In 2025, she presented the exhibition Miss Subway at D’Stassi Art Gallery in London.

In addition to her studio practice, Lady Pink has been involved in arts education and community outreach. She regularly visits schools to discuss art as a form of self-expression and community engagement. She has also collaborated annually with students at the Frank Sinatra School of the Arts in Astoria, Queens, on mural projects.

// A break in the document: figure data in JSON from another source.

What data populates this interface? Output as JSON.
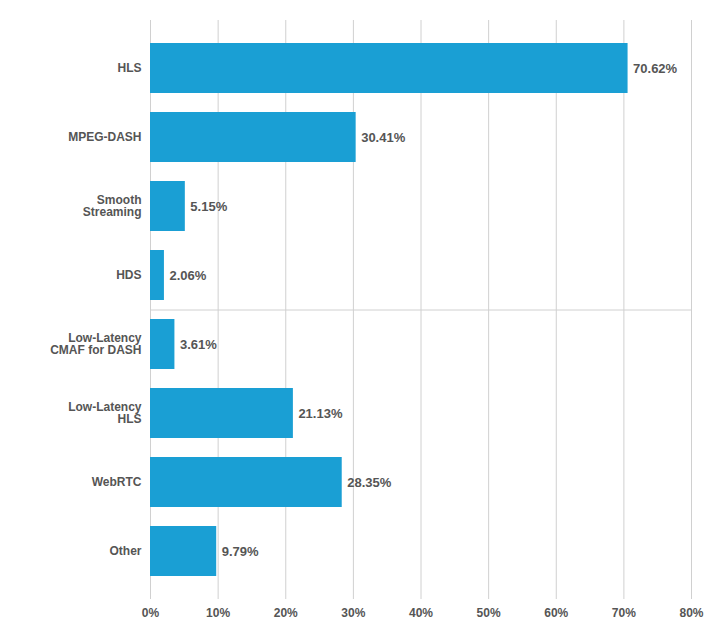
{
  "chart_data": {
    "type": "bar",
    "orientation": "horizontal",
    "categories": [
      "HLS",
      "MPEG-DASH",
      "Smooth\nStreaming",
      "HDS",
      "Low-Latency\nCMAF for DASH",
      "Low-Latency\nHLS",
      "WebRTC",
      "Other"
    ],
    "values": [
      70.62,
      30.41,
      5.15,
      2.06,
      3.61,
      21.13,
      28.35,
      9.79
    ],
    "value_labels": [
      "70.62%",
      "30.41%",
      "5.15%",
      "2.06%",
      "3.61%",
      "21.13%",
      "28.35%",
      "9.79%"
    ],
    "data_labels": true,
    "color": "#1a9fd4",
    "xlim": [
      0,
      80
    ],
    "xticks": [
      {
        "value": 0,
        "label": "0%"
      },
      {
        "value": 10,
        "label": "10%"
      },
      {
        "value": 20,
        "label": "20%"
      },
      {
        "value": 30,
        "label": "30%"
      },
      {
        "value": 40,
        "label": "40%"
      },
      {
        "value": 50,
        "label": "50%"
      },
      {
        "value": 60,
        "label": "60%"
      },
      {
        "value": 70,
        "label": "70%"
      },
      {
        "value": 80,
        "label": "80%"
      }
    ],
    "grid": true
  }
}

Her mural Pink (2007) was among the works destroyed at the 5Pointz graffiti site in Queens in 2014. In February 2018, the Brooklyn Supreme Court awarded damages to 45 artists under the Visual Artists Rights Act (VARA) for the destruction of their works. Lady Pink later reflected on the loss of the mural in interviews, describing the continued presence of its image in memory despite its removal.

== Artwork ==
=== Paintings ===
- The Death of Graffiti (1982) - acrylic on canvas, Museum of the City of New York collection.
- The Black Dude (1983) - spray enamel on canvas, in private collection.
- China, One Child Only (1992) - spray enamel on canvas, in a private collection.
- Brick Lady in Spray (1993) - spray enamel on canvas, in a private collection.
- Queen Matilda (2007) - acrylic on canvas, in private collection.
- Urban Decay (2008) - acrylic on canvas, in private collection.

=== Murals ===

- Brick Woman - located in Braddock, Pennsylvania.
- 9/11 Tribute (2001) - Painted one month after September 11 as a tribute to the heroes involved, located in Queens, New York.
- Pink (2007) - was located at 5Pointz, no longer exists.
- Lady Liberty (2016) - located in Queens, New York.

=== Trains ===

- John Lennon (1981) - The first half of the Subway train painted by Lady Pink and Iz the Wiz as a tribute for John Lennon.
- The Beatles (1981) - The second half of the Subway train painted by Lady Pink and Iz the Wiz as a tribute for The Beatles.
- Welcome to Heaven (1982) - A tribute for Caine 1, a graffiti artist who was killed by a neighbor that mistook him for a burglar.

== Personal life ==
She is married to another graffiti artist, SMITH (Roger Smith, formerly of the graffiti duo Sane Smith), with whom she often collaborates on murals and commercial work. She is bisexual.